Mel Watt, the director of the Federal Housing Finance Agency, told a panel of senators Thursday that the government-sponsored enterprises will see their capital buffer reduced to zero under law by the start of next year, leaving the companies at the mercy of markets. Any losses would force them to draw on their line of credit at the Treasury that was created when they were bailed out nearly a decade ago, creating the perception of a taxpayer bailout even if not the reality.

"We reasonably foresee that this could erode investor confidence" in the $5 trillion market of mortgage securities backed by the two companies, Watt warned the Senate Banking Committee. "This could stifle liquidity in the mortgage-backed securities market and could increase the cost of mortgage credit for borrowers."

Watt told the senators not to be surprised by any steps he might take to prevent that outcome, such as suspending dividend payments from Fannie and Freddie to the Treasury.

Fannie and Freddie have remained in the government's hands for nine years after being bailed out in the midst of the subprime crisis in 2008. Since then, Congress has failed to enact legislation to resolve their status, although recently the Trump administration and congressional Republicans have begun a renewed effort to do so.

In the meantime, the companies have been forced to reduce their capital to zero under the law, and the risk of them requiring a draw on Treasury funds has only increased.

Nevertheless, the threat would be that Congress would overreact to such a draw, on the perception that it constituted a bailout.
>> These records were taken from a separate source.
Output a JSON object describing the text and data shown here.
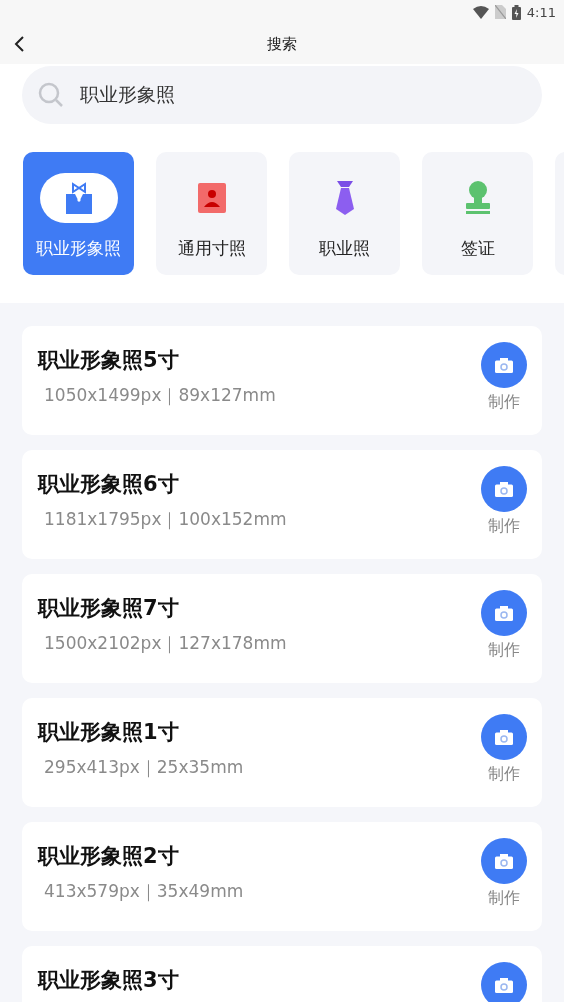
{
  "status_bar": {
    "time": "4:11"
  },
  "header": {
    "title": "搜索"
  },
  "search": {
    "value": "职业形象照"
  },
  "categories": [
    {
      "label": "职业形象照",
      "kind": "suit",
      "selected": true
    },
    {
      "label": "通用寸照",
      "kind": "portrait",
      "selected": false
    },
    {
      "label": "职业照",
      "kind": "tie",
      "selected": false
    },
    {
      "label": "签证",
      "kind": "stamp",
      "selected": false
    }
  ],
  "items": [
    {
      "title": "职业形象照5寸",
      "specs": "1050x1499px｜89x127mm",
      "action": "制作"
    },
    {
      "title": "职业形象照6寸",
      "specs": "1181x1795px｜100x152mm",
      "action": "制作"
    },
    {
      "title": "职业形象照7寸",
      "specs": "1500x2102px｜127x178mm",
      "action": "制作"
    },
    {
      "title": "职业形象照1寸",
      "specs": "295x413px｜25x35mm",
      "action": "制作"
    },
    {
      "title": "职业形象照2寸",
      "specs": "413x579px｜35x49mm",
      "action": "制作"
    },
    {
      "title": "职业形象照3寸"
    }
  ]
}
With a $258 billion line of credit available at the Treasury, Fannie and Freddie are not likely to be at risk of actually requiring new rescue measures.

The reason the government-sponsored enterprises are at risk of requiring that bailout is because the Treasury has chosen to take all of their profits, rather than allowing them to retain profits and build capital to avoid drawing on the Treasury credit line.
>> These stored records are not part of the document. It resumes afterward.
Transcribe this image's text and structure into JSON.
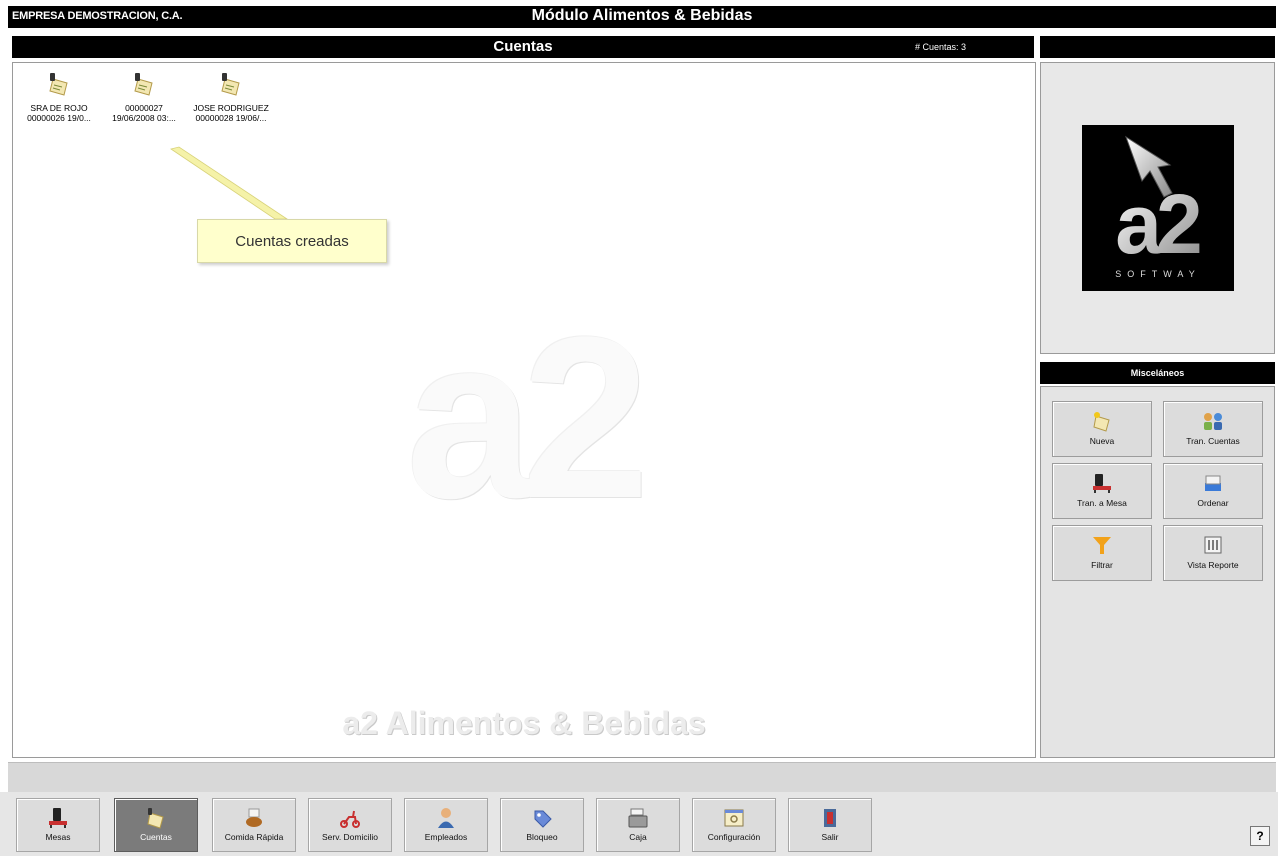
{
  "titlebar": {
    "company": "EMPRESA DEMOSTRACION, C.A.",
    "module": "Módulo Alimentos & Bebidas"
  },
  "section": {
    "title": "Cuentas",
    "count": "# Cuentas: 3"
  },
  "accounts": [
    {
      "line1": "SRA DE ROJO",
      "line2": "00000026 19/0..."
    },
    {
      "line1": "00000027",
      "line2": "19/06/2008 03:..."
    },
    {
      "line1": "JOSE RODRIGUEZ",
      "line2": "00000028 19/06/..."
    }
  ],
  "callout": "Cuentas creadas",
  "watermark": {
    "big": "a2",
    "bottom": "a2 Alimentos & Bebidas"
  },
  "logo": {
    "brand": "a2",
    "tagline": "SOFTWAY"
  },
  "misc": {
    "title": "Misceláneos",
    "buttons": [
      {
        "label": "Nueva",
        "icon": "new-account-icon"
      },
      {
        "label": "Tran. Cuentas",
        "icon": "transfer-accounts-icon"
      },
      {
        "label": "Tran. a Mesa",
        "icon": "transfer-table-icon"
      },
      {
        "label": "Ordenar",
        "icon": "sort-icon"
      },
      {
        "label": "Filtrar",
        "icon": "filter-icon"
      },
      {
        "label": "Vista Reporte",
        "icon": "report-view-icon"
      }
    ]
  },
  "toolbar": {
    "active": "Cuentas",
    "buttons": [
      {
        "label": "Mesas",
        "icon": "tables-icon"
      },
      {
        "label": "Cuentas",
        "icon": "accounts-icon"
      },
      {
        "label": "Comida Rápida",
        "icon": "fast-food-icon"
      },
      {
        "label": "Serv. Domicilio",
        "icon": "delivery-icon"
      },
      {
        "label": "Empleados",
        "icon": "employees-icon"
      },
      {
        "label": "Bloqueo",
        "icon": "lock-tag-icon"
      },
      {
        "label": "Caja",
        "icon": "cash-register-icon"
      },
      {
        "label": "Configuración",
        "icon": "settings-icon"
      },
      {
        "label": "Salir",
        "icon": "exit-door-icon"
      }
    ],
    "help": "?"
  },
  "colors": {
    "bar": "#000000",
    "panel": "#e4e4e4",
    "active": "#7b7b7b",
    "callout": "#ffffcc"
  }
}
Fannie and Freddie have paid $270.7 billion in dividends to the Treasury since receiving an initial bailout of $187.5 billion. Since 2012, they have been required to send all profits to the Treasury, rather than keep any to rebuild capital.

At Thursday's hearing, Sen. Bob Corker, R-Tenn., challenged the idea that drawing on the Treasury credit line would pose a risk to the companies' finances.
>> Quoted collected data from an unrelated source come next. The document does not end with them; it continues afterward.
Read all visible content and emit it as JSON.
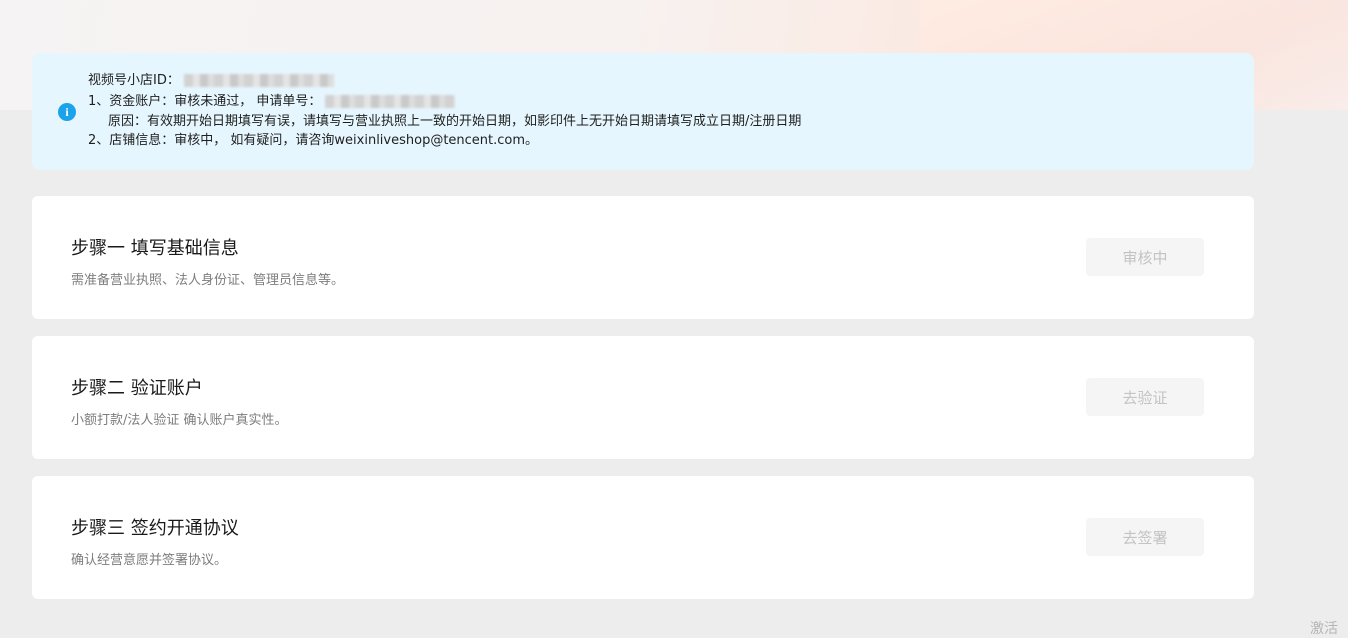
{
  "notice": {
    "shop_id_label": "视频号小店ID：",
    "account_line": "1、资金账户：审核未通过， 申请单号：",
    "reason_line": "原因：有效期开始日期填写有误，请填写与营业执照上一致的开始日期，如影印件上无开始日期请填写成立日期/注册日期",
    "shop_line": "2、店铺信息：审核中， 如有疑问，请咨询weixinliveshop@tencent.com。"
  },
  "steps": [
    {
      "title": "步骤一 填写基础信息",
      "desc": "需准备营业执照、法人身份证、管理员信息等。",
      "button": "审核中"
    },
    {
      "title": "步骤二 验证账户",
      "desc": "小额打款/法人验证 确认账户真实性。",
      "button": "去验证"
    },
    {
      "title": "步骤三 签约开通协议",
      "desc": "确认经营意愿并签署协议。",
      "button": "去签署"
    }
  ],
  "corner_text": "激活",
  "colors": {
    "notice_bg": "#e6f6fe",
    "info_icon": "#1aa3ea",
    "page_bg": "#ededed"
  }
}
"Why don't you go ahead and draw $10 billion on it right now," he asked Watt. "I'm telling you, it's going to have no effect." Any private company with a $258 billion line of credit at the Treasury would face no risk from investors, he suggested.

"I can't afford to take that risk anymore than I could afford to drive a car that has a recall on it on an airbag with my family in it," Watt replied. Although the risk of a draw shaking investors was small, he said, it is his job to minimize it.

"It's one of the most baseless arguments I've ever heard," Corker said.

In his testimony, Watt argued that his agency has imposed many reforms on the agencies since they failed in 2008. It would be "unfounded" to say they are the same as they were when they collapsed, he said.

Nevertheless, he added, only Congress can change the housing finance system to resolve the bailed-out status of Fannie and Freddie.